6. Brainstorm to identify your argument or main ideas. Jot down your ideas, important bits of research, and any questions you might want answered. For a creative project, you might write down scene ideas or plot points. Write down everything you might include in your outline. You can always eliminate ideas later!
Blank essay outline template - were Of course, you should also think of how much to spend on writing the outline. Essay Outline Template for an Analytical Essay This outline template for essay helps one pick a topic and support it and have an excellent paper in the end. Thus before outlining your essay, know the purpose of your essay.

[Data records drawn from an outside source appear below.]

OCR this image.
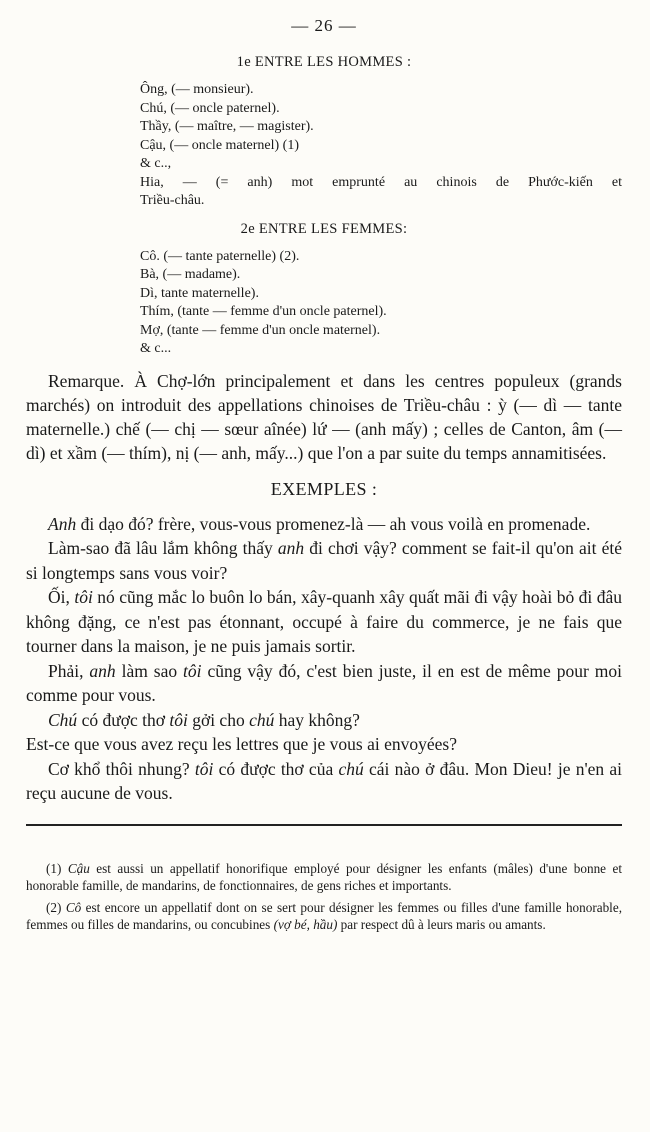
— 26 —
1e ENTRE LES HOMMES :
Ông, (— monsieur).
Chú, (— oncle paternel).
Thầy, (— maître, — magister).
Cậu, (— oncle maternel) (1)
& c..,
Hia, — (= anh) mot emprunté au chinois de Phước-kiến et
Triều-châu.
2e ENTRE LES FEMMES:
Cô. (— tante paternelle) (2).
Bà, (— madame).
Dì, tante maternelle).
Thím, (tante — femme d'un oncle paternel).
Mợ, (tante — femme d'un oncle maternel).
& c...

Remarque. À Chợ-lớn principalement et dans les centres populeux (grands marchés) on introduit des appellations chinoises de Triều-châu : ỳ (— dì — tante maternelle.) chế (— chị — sœur aînée) lứ — (anh mấy) ; celles de Canton, âm (— dì) et xầm (— thím), nị (— anh, mấy...) que l'on a par suite du temps annamitisées.

EXEMPLES :

Anh đi dạo đó? frère, vous-vous promenez-là — ah vous voilà en promenade.

Làm-sao đã lâu lắm không thấy anh đi chơi vậy? comment se fait-il qu'on ait été si longtemps sans vous voir?

Ối, tôi nó cũng mắc lo buôn lo bán, xây-quanh xây quất mãi đi vậy hoài bỏ đi đâu không đặng, ce n'est pas étonnant, occupé à faire du commerce, je ne fais que tourner dans la maison, je ne puis jamais sortir.

Phải, anh làm sao tôi cũng vậy đó, c'est bien juste, il en est de même pour moi comme pour vous.

Chú có được thơ tôi gởi cho chú hay không?

Est-ce que vous avez reçu les lettres que je vous ai envoyées?

Cơ khổ thôi nhung? tôi có được thơ của chú cái nào ở đâu. Mon Dieu! je n'en ai reçu aucune de vous.

(1) Cậu est aussi un appellatif honorifique employé pour désigner les enfants (mâles) d'une bonne et honorable famille, de mandarins, de fonctionnaires, de gens riches et importants.

(2) Cô est encore un appellatif dont on se sert pour désigner les femmes ou filles d'une famille honorable, femmes ou filles de mandarins, ou concubines (vợ bé, hầu) par respect dû à leurs maris ou amants.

Essay Outline Template Details File Format MS Word Google Docs Size: 89 KB Download Essay Outline For Research Paper Template Details File Format MS Word Google Docs Size: 32 KB Download College Essay Outline Example library.vcc.ca Details File Format PDF Size: 91 KB Download Narrative Essay Outline Example thewritersalley.com Details File Format
Essay Outline Examples. Now, it's time to showcase the most common essay outline types. For you to get the right idea of what an outline actually is, we have transformed the content of the article you are currently reading into an outline. Alphanumeric format essay outline sample: Decimal format essay outline sample: Drawing the Line
Here are 30+ plus blank outline templates, samples and formats to help you with your essay. 5 Paragraph Essay Outline Template. Blank Essay Outline Template. Essay Outline Template for Compare and Contrast. Essay Outline Template for Middle School. Essay Outline Template for High School. Essay Outline Template for College.
Example essay outlines. Below are two examples of essay outlines that were written in response to the essay question: 'Explain the relationship between police culture and police accountability'. Version 1 reflects the sort of plans that many students produce. While it works as a starting point, it needs to be further developed.
Thus, an easy way to remember the general format of a writing plan is to think of it as planning a 5 paragraph essay outline where students would write an Introduction, Thesis, Body, and Conclusion. Then, fit a total of 5 paragraphs within the basic structure. The same practice can be done with planning, except rather than paragraphs, it's notes.
The outline used to write an argumentative essay can also be used for persuasive essay writing. A few outline examples of an argumentative essay outline are given below: Argumentative Essay Outline PDF. Argumentative Essay Outline Example. Conclusion Argumentative Essay Outline. Vaccine Argumentative Essay Outline.